Like most IT managers, I recently had a virtualization assessment performed in my organizations Data Center environment. It was the garden variety assessment with consultants coming in and installing capacity planning software from VMware. We gathered statistics for several weeks and then formulated a list of virtualization candidates. Servers with average processing and memory loads within certain limits where classified as virtualization candidates and placed on the schedule to be brought into the ESX environment. There is nothing wrong with this exercise and it is absolutely necessary. It is however just the first step in identifying your virtualization candidates.
A recent IT manager panel discussion I attended on “Cloud Computing” made me realize how one dimensional the typical virtualization assessment is. One major topic of debate was security in the “cloud”. Who has access to the data, where is the data? These types of questions become paramount when dealing with regulatory issues such as PCI compliance. One IT manager at the panel shared an experience where auditors denied PCI compliance simply because their environment was virtualized. Other managers shared experiences where corporate politics and enterprise architecture standards prohibited systems from being virtualized. All this made me realize that to truly gauge a system as a virtualization candidate, a multidimensional criteria needs to be developed. Simply asking “can” a system be virtualized is not enough.
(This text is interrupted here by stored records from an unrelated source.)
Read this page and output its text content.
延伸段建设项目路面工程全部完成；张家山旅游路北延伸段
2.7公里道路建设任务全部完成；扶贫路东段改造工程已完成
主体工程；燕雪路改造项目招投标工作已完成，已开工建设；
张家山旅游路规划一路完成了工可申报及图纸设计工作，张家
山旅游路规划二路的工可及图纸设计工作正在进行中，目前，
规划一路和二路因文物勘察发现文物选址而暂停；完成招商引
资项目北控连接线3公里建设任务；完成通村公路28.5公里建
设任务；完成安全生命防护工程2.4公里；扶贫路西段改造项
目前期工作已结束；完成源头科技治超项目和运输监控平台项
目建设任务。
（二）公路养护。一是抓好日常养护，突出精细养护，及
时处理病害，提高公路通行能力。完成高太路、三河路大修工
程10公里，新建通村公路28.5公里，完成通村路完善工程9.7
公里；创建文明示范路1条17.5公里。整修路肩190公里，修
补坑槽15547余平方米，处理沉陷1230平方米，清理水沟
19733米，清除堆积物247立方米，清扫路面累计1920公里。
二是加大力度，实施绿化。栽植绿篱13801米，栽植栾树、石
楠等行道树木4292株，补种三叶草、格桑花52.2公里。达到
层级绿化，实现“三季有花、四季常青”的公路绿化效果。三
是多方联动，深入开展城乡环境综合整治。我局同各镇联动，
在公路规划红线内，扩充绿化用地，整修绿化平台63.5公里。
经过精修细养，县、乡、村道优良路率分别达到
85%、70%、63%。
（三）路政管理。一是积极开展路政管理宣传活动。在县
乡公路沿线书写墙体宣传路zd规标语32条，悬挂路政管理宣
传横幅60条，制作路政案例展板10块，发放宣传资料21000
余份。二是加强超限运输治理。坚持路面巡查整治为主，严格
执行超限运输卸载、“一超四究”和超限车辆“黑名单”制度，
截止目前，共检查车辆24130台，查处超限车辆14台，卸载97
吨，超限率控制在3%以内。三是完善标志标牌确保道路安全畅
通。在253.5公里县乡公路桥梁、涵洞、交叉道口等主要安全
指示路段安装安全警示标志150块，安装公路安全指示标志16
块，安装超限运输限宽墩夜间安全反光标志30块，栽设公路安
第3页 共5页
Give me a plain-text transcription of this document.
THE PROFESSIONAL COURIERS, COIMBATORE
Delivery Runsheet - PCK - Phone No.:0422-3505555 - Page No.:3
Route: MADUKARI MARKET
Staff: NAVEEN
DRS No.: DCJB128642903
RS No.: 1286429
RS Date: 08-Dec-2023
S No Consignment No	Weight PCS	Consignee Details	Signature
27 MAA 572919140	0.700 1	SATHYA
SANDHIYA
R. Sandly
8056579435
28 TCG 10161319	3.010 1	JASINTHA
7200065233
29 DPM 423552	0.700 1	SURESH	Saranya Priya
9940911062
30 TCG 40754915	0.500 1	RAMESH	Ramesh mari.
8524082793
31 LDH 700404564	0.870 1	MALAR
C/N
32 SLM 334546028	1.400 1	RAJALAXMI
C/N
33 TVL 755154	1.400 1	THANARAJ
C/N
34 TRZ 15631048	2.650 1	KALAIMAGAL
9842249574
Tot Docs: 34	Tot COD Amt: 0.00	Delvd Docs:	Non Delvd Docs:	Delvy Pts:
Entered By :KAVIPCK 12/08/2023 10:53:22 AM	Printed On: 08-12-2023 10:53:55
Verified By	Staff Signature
So, after your consultants show you the presentation with their capacity planner results your job is just beginning. You need to take each of your virtualization candidates and understand which business processes are enabled or impacted by that system. Understand both the regulatory, political and architectural implications of virtualizing that particular machine. Make sure you do a holistic virtualization assessment before you start cashing the checks you think you will get from your virtualization savings.